Watching Brexit play out is like watching a replay of the Hindenburg catch alight and the flames slowly engulfing it. I don’t know how many times I’ve seen that footage, but it’s iconic, and Brexit looks just like it. From a small spark the whole thing gradually becomes ablaze, crashing to earth an inferno from which little survives.
There’s a couple of months before it becomes official, unless the British government either asks for a stay of execution, and/or calls another referendum. As it stands it’s a shambolic mess with no-one really knowing what’s going on, and no-one who can agree what they want, even among the Brexiteers.
I have to admit watching on with wry fascination. It could hardly be messier or more confused. Though Theresa May is the architect of much of this mess I’ve developed a grudging admiration for her bulldog spirit. She’s on record as a remainer, but true to the result of the referendum ploughs on in the face of discord and abuse, the intransigence of parliament and an obstinate EU, she persists seeking a solution.

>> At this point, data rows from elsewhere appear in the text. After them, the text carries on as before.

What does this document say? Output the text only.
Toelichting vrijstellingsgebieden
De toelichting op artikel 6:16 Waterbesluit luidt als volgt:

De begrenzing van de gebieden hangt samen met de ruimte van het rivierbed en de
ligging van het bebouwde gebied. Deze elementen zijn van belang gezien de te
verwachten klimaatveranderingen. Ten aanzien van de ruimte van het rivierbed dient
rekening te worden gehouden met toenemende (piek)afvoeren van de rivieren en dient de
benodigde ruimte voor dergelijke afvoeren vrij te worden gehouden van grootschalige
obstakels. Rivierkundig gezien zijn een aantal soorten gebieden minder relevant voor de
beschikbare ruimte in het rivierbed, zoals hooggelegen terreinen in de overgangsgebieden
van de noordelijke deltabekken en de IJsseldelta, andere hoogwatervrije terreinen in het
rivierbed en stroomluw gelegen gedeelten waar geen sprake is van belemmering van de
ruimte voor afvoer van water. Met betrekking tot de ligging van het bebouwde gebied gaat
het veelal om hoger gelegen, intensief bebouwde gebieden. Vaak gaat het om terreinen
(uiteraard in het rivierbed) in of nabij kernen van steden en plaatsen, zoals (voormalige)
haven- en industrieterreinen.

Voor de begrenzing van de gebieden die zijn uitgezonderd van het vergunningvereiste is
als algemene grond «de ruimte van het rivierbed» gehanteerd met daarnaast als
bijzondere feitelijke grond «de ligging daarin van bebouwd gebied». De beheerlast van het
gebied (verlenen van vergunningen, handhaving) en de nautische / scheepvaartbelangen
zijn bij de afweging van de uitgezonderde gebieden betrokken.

It would be clearer and easier if the divide between those who want to leave and those who want to remain was clearer, but half the Conservatives want to leave, some fanatically, and Corbyn on the Labor side has come out in support of Brexit to, though most in his party are opposed to it, because that’s what the people voted for. Then there’s the people themselves. There’s much talk that many have changed their mind when confronted with the facts of Brexit, but the fact is there are increasing protests by those who support it.
It’s the hope of the remainers that a second referendum will be called, and while I understand that I have problems with it too. They voted. There’s many an election here I’d have liked recalled, but just because you don’t like the result you can’t ask for a re-vote. I mean, that’s not what democracy is. And if, say, they did call a second referendum then that’s a can of worms that shouldn’t be opened. It basically discounts the votes of everyone who voted exit and there’d be blood on the streets, I’m sure.
Either way this is a divisive situation. I think the best option is to seek an extension and hope in the time available to find an agreeable solution – whatever that is. I’m not sure if another couple of years will settle things down, and the uncertainty may lead to greater problems. As someone who things the very notion of Brexit is ridiculous this looks like a lose-lose situation.
It really is funny if you’re so involved. Who knows, May might just pull a rabbit out of the hat. Otherwise, this Hindenburg is going down.